Of course, life continues in Caracas in its daily routines: work, school, weekends, parties, love, family, friends. But I noticed a weariness or hesitancy in many people regarding the subject of the country’s political situation, now more convoluted than ever. After nearly 9 years of Chavismo, political reality is repetitive, predictable and depressing. Even the Chavistas I spoke to seemed to lack any passion for the cause they support. The ministers and government bureaucrats I saw on TV and listened to on the radio sounded listless and angry. Watching the president of the National Assembly, Cilia Flores, as she tried to explain the difference between indefinite election and continuous election as proposed by Chávez for the upcoming revisions of the Constitution was an exercise in Dadaist absurdity. Venezuela is mired in a reactionary government gorged with billions of petrodollars, and no amount of money or marketing can create a revolutionary consciousness.

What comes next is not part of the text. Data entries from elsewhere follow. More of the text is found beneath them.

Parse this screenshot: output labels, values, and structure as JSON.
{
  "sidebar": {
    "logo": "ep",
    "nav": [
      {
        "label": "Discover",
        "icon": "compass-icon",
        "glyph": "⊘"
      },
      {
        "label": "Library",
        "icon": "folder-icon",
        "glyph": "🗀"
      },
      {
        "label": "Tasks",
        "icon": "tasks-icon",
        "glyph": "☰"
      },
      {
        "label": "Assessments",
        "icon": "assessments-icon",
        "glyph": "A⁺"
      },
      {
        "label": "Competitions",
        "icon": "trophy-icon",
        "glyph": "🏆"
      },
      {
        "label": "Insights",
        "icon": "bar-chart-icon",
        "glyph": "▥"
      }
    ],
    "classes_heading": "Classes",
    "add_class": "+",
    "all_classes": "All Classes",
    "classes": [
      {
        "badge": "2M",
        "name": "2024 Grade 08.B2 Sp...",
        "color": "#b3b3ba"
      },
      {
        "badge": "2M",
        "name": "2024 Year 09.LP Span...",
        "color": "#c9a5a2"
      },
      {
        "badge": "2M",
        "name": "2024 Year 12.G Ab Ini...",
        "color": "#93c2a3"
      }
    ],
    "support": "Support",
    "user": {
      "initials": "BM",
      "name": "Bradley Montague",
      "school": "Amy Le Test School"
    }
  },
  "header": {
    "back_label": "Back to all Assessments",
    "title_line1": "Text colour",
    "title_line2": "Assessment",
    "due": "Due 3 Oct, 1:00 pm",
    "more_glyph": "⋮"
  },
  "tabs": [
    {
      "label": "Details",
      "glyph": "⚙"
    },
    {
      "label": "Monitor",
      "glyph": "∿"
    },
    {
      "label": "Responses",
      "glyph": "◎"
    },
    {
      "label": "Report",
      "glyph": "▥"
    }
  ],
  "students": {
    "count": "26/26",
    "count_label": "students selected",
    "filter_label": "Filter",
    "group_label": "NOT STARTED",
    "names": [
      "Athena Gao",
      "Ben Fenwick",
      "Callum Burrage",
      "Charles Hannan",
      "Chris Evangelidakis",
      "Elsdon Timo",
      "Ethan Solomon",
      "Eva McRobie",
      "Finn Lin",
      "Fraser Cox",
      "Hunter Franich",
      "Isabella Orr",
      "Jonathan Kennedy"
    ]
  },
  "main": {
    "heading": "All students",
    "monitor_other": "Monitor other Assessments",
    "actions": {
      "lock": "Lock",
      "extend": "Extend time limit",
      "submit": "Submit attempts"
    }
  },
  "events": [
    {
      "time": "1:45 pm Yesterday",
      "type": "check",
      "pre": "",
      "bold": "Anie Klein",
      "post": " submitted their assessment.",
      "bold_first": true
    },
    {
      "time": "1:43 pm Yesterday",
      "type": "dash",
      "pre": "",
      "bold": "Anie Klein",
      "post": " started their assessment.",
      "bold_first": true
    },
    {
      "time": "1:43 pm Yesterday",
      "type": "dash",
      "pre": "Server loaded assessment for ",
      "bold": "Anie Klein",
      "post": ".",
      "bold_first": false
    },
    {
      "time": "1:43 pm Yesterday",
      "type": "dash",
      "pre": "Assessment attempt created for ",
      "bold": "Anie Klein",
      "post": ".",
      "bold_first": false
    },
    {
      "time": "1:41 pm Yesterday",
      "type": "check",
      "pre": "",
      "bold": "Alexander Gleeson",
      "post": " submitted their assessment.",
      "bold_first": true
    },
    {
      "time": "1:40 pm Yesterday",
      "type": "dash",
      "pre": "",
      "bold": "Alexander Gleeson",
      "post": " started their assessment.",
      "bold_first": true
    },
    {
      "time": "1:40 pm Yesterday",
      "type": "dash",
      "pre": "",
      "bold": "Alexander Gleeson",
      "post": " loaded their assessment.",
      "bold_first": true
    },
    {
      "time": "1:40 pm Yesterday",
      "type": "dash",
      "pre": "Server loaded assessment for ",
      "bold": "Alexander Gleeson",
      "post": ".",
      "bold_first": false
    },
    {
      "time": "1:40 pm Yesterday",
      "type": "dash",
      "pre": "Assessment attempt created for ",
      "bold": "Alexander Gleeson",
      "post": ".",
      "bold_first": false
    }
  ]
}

In a recent “Contradicta,” Nick Piombino wrote the following at his blog:


“In the heart of your wound, find your path.”
(23 July)


It’s obvious to me that since my childhood in the 1970s I’ve experienced Caracas as a wound, long before the country fell into its current situation. So, in many ways, my time in Caracas this past month was actually quite pleasant, as I had no expectations of the city. In fact, I was blessed to spend time with my family and to explore the city and all its remaining magic. In some ways, my bleak perception of Caracas is irrelevant since life continues unabated in its countless neighborhoods and streets, always under the silent green shadow of Monte Ávila; Caracas has always been an entity beyond my control, a place I love regardless of its circumstances. What interests me is that Venezuelan writers are producing valuable and exciting new work that might help us understand our tragedy and emerge from it someday with a sense of direction. I intend to discuss some of these texts here in the near future.